Grande Encyclopédie Larousse 1971-1976Éd. 1971-1976
D

dégazolinage (suite)

• Dans le premier type d’unité, le gaz entre en contact avec une huile légère qui absorbe les hydrocarbures plus lourds que le méthane, pour les restituer ultérieurement par désorption. C’est le procédé le plus utilisé aux États-Unis, où l’on compte un millier d’usines de dégazolinage extrayant annuellement 50 millions de tonnes de sous-produits. Le gaz traverse de bas en haut une tour de traitement où il subit d’abord un séchage à l’aide de glycol, produit avide d’eau, et que l’on régénère par simple distillation sous vide ; l’absorption se fait ensuite sous pression au contact d’une « huile pauvre » descendant à contre-courant qui retient les hydrocarbures plus lourds que le méthane, se transformant ainsi en une « huile riche », c’est-à-dire chargée des produits absorbés. Ces derniers sont libérés par une détente de la pression et traversent ensuite une série de quatre colonnes de fractionnement à plateaux, comprenant un déméthaniseur qui élimine les traces de méthane entraîné, une tour de rectification qui rend à l’absorbant son caractère initial d’huile pauvre, un dépropaniseur et un débutaniseur qui produisent du propane, du butane et de l’essence à caractéristiques commerciales.

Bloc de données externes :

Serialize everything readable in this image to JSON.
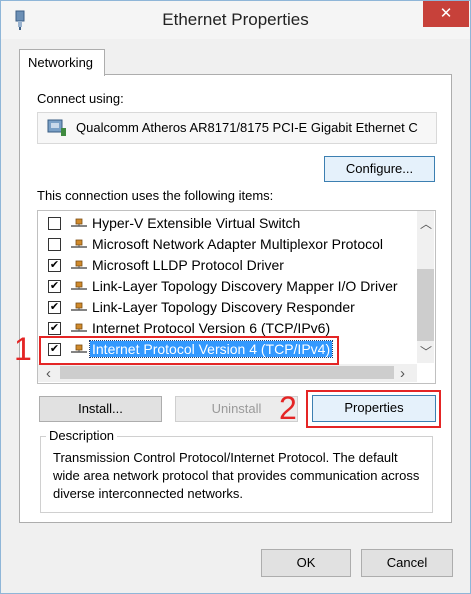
{
  "window": {
    "title": "Ethernet Properties",
    "close_glyph": "✕",
    "icon": "network-adapter-icon"
  },
  "tabs": [
    {
      "label": "Networking",
      "selected": true
    }
  ],
  "connect_using": {
    "label": "Connect using:",
    "adapter": "Qualcomm Atheros AR8171/8175 PCI-E Gigabit Ethernet C"
  },
  "configure_button": "Configure...",
  "items_label": "This connection uses the following items:",
  "items": [
    {
      "label": "Hyper-V Extensible Virtual Switch",
      "checked": false,
      "selected": false
    },
    {
      "label": "Microsoft Network Adapter Multiplexor Protocol",
      "checked": false,
      "selected": false
    },
    {
      "label": "Microsoft LLDP Protocol Driver",
      "checked": true,
      "selected": false
    },
    {
      "label": "Link-Layer Topology Discovery Mapper I/O Driver",
      "checked": true,
      "selected": false
    },
    {
      "label": "Link-Layer Topology Discovery Responder",
      "checked": true,
      "selected": false
    },
    {
      "label": "Internet Protocol Version 6 (TCP/IPv6)",
      "checked": true,
      "selected": false
    },
    {
      "label": "Internet Protocol Version 4 (TCP/IPv4)",
      "checked": true,
      "selected": true
    }
  ],
  "check_glyph": "✔",
  "buttons": {
    "install": "Install...",
    "uninstall": "Uninstall",
    "properties": "Properties",
    "ok": "OK",
    "cancel": "Cancel"
  },
  "description": {
    "legend": "Description",
    "text": "Transmission Control Protocol/Internet Protocol. The default wide area network protocol that provides communication across diverse interconnected networks."
  },
  "annotations": {
    "step1": "1",
    "step2": "2",
    "color": "#e42525"
  },
  "scroll_glyphs": {
    "up": "︿",
    "down": "﹀",
    "left": "‹",
    "right": "›"
  }
}
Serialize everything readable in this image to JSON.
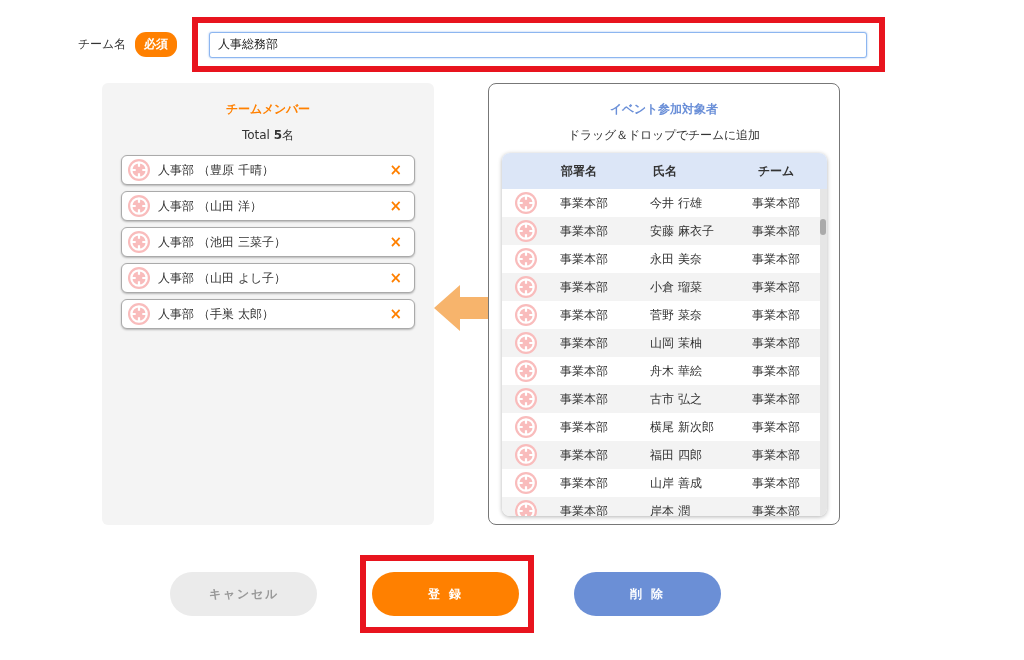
{
  "team_name": {
    "label": "チーム名",
    "badge": "必須",
    "value": "人事総務部"
  },
  "members": {
    "title": "チームメンバー",
    "total": "Total **5**名",
    "items": [
      {
        "text": "人事部 （豊原 千晴）",
        "remove": "×"
      },
      {
        "text": "人事部 （山田 洋）",
        "remove": "×"
      },
      {
        "text": "人事部 （池田 三菜子）",
        "remove": "×"
      },
      {
        "text": "人事部 （山田 よし子）",
        "remove": "×"
      },
      {
        "text": "人事部 （手巣 太郎）",
        "remove": "×"
      }
    ]
  },
  "participants": {
    "title": "イベント参加対象者",
    "hint": "ドラッグ＆ドロップでチームに追加",
    "columns": [
      "部署名",
      "氏名",
      "チーム"
    ],
    "rows": [
      [
        "事業本部",
        "今井 行雄",
        "事業本部"
      ],
      [
        "事業本部",
        "安藤 麻衣子",
        "事業本部"
      ],
      [
        "事業本部",
        "永田 美奈",
        "事業本部"
      ],
      [
        "事業本部",
        "小倉 瑠菜",
        "事業本部"
      ],
      [
        "事業本部",
        "菅野 菜奈",
        "事業本部"
      ],
      [
        "事業本部",
        "山岡 茉柚",
        "事業本部"
      ],
      [
        "事業本部",
        "舟木 華絵",
        "事業本部"
      ],
      [
        "事業本部",
        "古市 弘之",
        "事業本部"
      ],
      [
        "事業本部",
        "横尾 新次郎",
        "事業本部"
      ],
      [
        "事業本部",
        "福田 四郎",
        "事業本部"
      ],
      [
        "事業本部",
        "山岸 善成",
        "事業本部"
      ],
      [
        "事業本部",
        "岸本 潤",
        "事業本部"
      ]
    ]
  },
  "buttons": [
    {
      "label": "キャンセル",
      "kind": "cancel"
    },
    {
      "label": "登 録",
      "kind": "submit"
    },
    {
      "label": "削 除",
      "kind": "delete"
    }
  ]
}
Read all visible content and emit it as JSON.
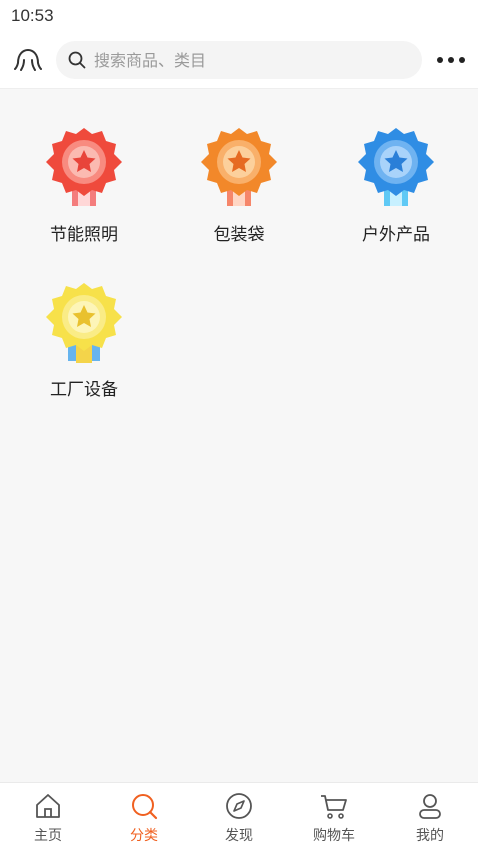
{
  "status_bar": {
    "time": "10:53"
  },
  "header": {
    "logo_icon": "octopus-icon",
    "search_placeholder": "搜索商品、类目",
    "more_icon": "more-dots-icon"
  },
  "categories": [
    {
      "label": "节能照明",
      "icon": "red-badge-icon",
      "color": "#f04a3c"
    },
    {
      "label": "包装袋",
      "icon": "orange-badge-icon",
      "color": "#f2882a"
    },
    {
      "label": "户外产品",
      "icon": "blue-badge-icon",
      "color": "#2f8de4"
    },
    {
      "label": "工厂设备",
      "icon": "yellow-badge-icon",
      "color": "#f7e14a"
    }
  ],
  "tabbar": {
    "active_color": "#f06020",
    "items": [
      {
        "label": "主页",
        "icon": "home-icon"
      },
      {
        "label": "分类",
        "icon": "category-search-icon",
        "active": true
      },
      {
        "label": "发现",
        "icon": "compass-icon"
      },
      {
        "label": "购物车",
        "icon": "cart-icon"
      },
      {
        "label": "我的",
        "icon": "user-icon"
      }
    ]
  }
}
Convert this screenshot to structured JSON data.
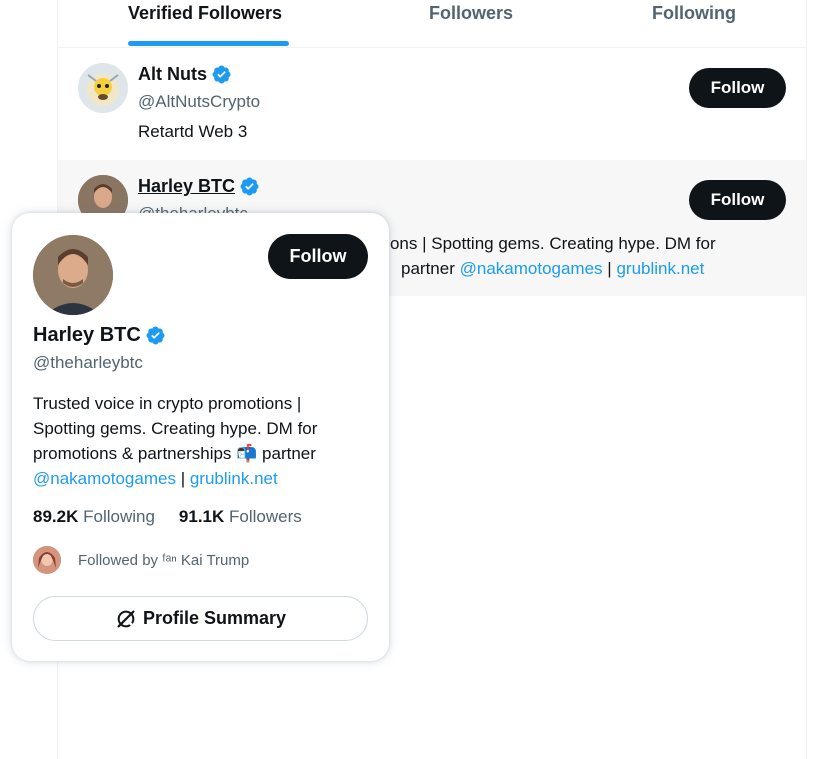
{
  "tabs": [
    {
      "label": "Verified Followers",
      "active": true
    },
    {
      "label": "Followers",
      "active": false
    },
    {
      "label": "Following",
      "active": false
    }
  ],
  "list": [
    {
      "name": "Alt Nuts",
      "handle": "@AltNutsCrypto",
      "bio": "Retartd Web 3",
      "follow_label": "Follow"
    },
    {
      "name": "Harley BTC",
      "handle": "@theharleybtc",
      "bio_line1": "otions | Spotting gems. Creating hype. DM for",
      "bio_line2_text": "partner",
      "bio_mention": "@nakamotogames",
      "bio_sep": "|",
      "bio_link": "grublink.net",
      "follow_label": "Follow"
    }
  ],
  "hover_card": {
    "name": "Harley BTC",
    "handle": "@theharleybtc",
    "follow_label": "Follow",
    "bio_line1": "Trusted voice in crypto promotions |",
    "bio_line2": "Spotting gems. Creating hype. DM for",
    "bio_line3": "promotions & partnerships 📬 partner",
    "bio_mention": "@nakamotogames",
    "bio_sep": "|",
    "bio_link": "grublink.net",
    "following_count": "89.2K",
    "following_label": "Following",
    "followers_count": "91.1K",
    "followers_label": "Followers",
    "followed_by": "Followed by ᶠᵃⁿ Kai Trump",
    "summary_label": "Profile Summary"
  },
  "colors": {
    "accent": "#1d9bf0",
    "text": "#0f1419",
    "muted": "#536471",
    "button": "#0f1419"
  }
}
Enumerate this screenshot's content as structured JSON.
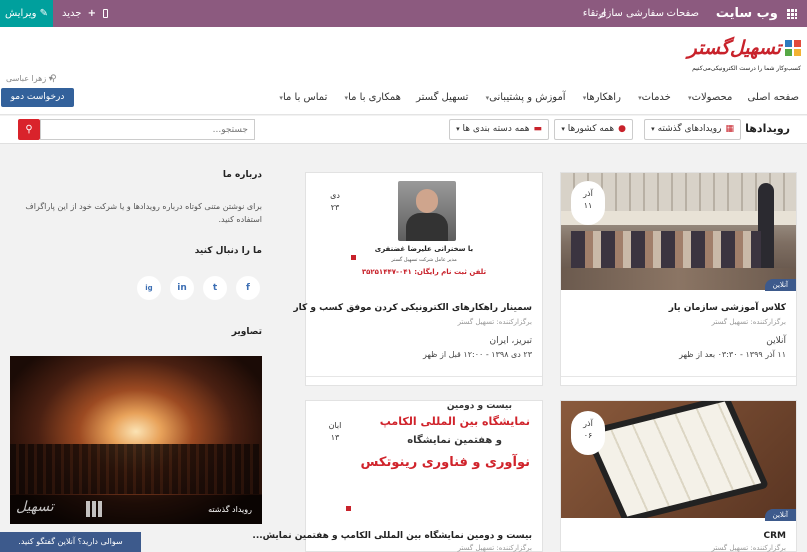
{
  "topbar": {
    "brand": "وب سایت",
    "menu": [
      "صفحات",
      "سفارشی سازی",
      "ارتقاء"
    ],
    "new_label": "جدید",
    "edit_label": "ویرایش",
    "bg": "#8c5a7f",
    "edit_bg": "#00a09d"
  },
  "header": {
    "logo_text": "تسهیل‌گستر",
    "logo_tagline": "کسب‌وکار شما را درست الکترونیکی‌می‌کنیم",
    "user_name": "زهرا عباسی",
    "nav": [
      {
        "label": "صفحه اصلی",
        "caret": false
      },
      {
        "label": "محصولات",
        "caret": true
      },
      {
        "label": "خدمات",
        "caret": true
      },
      {
        "label": "راهکارها",
        "caret": true
      },
      {
        "label": "آموزش و پشتیبانی",
        "caret": true
      },
      {
        "label": "تسهیل گستر",
        "caret": false
      },
      {
        "label": "همکاری با ما",
        "caret": true
      },
      {
        "label": "تماس با ما",
        "caret": true
      }
    ],
    "demo_button": "درخواست دمو"
  },
  "toolbar": {
    "title": "رویدادها",
    "filter_time": "رویدادهای گذشته",
    "filter_country": "همه کشورها",
    "filter_category": "همه دسته بندی ها",
    "search_placeholder": "جستجو..."
  },
  "events": [
    {
      "day": "آذر",
      "num": "۱۱",
      "badge": "آنلاین",
      "title": "کلاس آموزشی سازمان یار",
      "org": "برگزارکننده: تسهیل گستر",
      "loc": "آنلاین",
      "time": "۱۱ آذر ۱۳۹۹ - ۰۳:۳۰ بعد از ظهر"
    },
    {
      "day": "دی",
      "num": "۲۳",
      "title": "سمینار راهکارهای الکترونیکی کردن موفق کسب و کار",
      "org": "برگزارکننده: تسهیل گستر",
      "loc": "تبریز، ایران",
      "time": "۲۳ دی ۱۳۹۸ - ۱۲:۰۰ قبل از ظهر",
      "speaker": "با سخنرانی علیرضا غضنفری",
      "speaker_role": "مدیر عامل شرکت تسهیل گستر",
      "phone_note": "تلفن ثبت نام رایگان: ۰۴۱-۳۵۲۵۱۴۴۷"
    },
    {
      "day": "آذر",
      "num": "۰۶",
      "badge": "آنلاین",
      "title": "CRM",
      "org": "برگزارکننده: تسهیل گستر"
    },
    {
      "day": "ابان",
      "num": "۱۳",
      "title": "بیست و دومین نمایشگاه بین المللی الکامپ و هفتمین نمایش...",
      "org": "برگزارکننده: تسهیل گستر",
      "poster_l1": "بیست و دومین",
      "poster_l2": "نمایشگاه بین المللی الکامپ",
      "poster_l3": "و هفتمین نمایشگاه",
      "poster_l4": "نوآوری و فناوری رینوتکس"
    }
  ],
  "sidebar": {
    "about_title": "درباره ما",
    "about_text": "برای نوشتن متنی کوتاه درباره رویدادها و یا شرکت خود از این پاراگراف استفاده کنید.",
    "follow_title": "ما را دنبال کنید",
    "social": [
      "f",
      "t",
      "in",
      "ig"
    ],
    "photos_title": "تصاویر",
    "photo_caption": "رویداد گذشته"
  },
  "chat_label": "سوالی دارید؟ آنلاین گفتگو کنید."
}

• Dans le dégazolinage par le froid, pratiqué dans l’usine de Lacq de la Société nationale des pétroles d’Aquitaine (S. N. P. A.), on réfrigère le gaz jusqu’à – 80 °C sous une pression de 45 bars, ce qui entraîne la liquéfaction de tous les hydrocarbures, sauf le méthane. Une distillation fractionnée dans une série de colonnes à plateaux permet ensuite de recueillir séparément les divers produits liquides de la même manière que dans le procédé par absorption. On obtient ainsi un gaz sec, plus facile à distribuer.

A.-H. S.

➙ Désulfuration / Distillation / Gaz / Lacq / Pétrochimie.

De Ghelderode (Michel)

Auteur dramatique belge de langue française (Ixelles 1898 - Bruxelles 1962).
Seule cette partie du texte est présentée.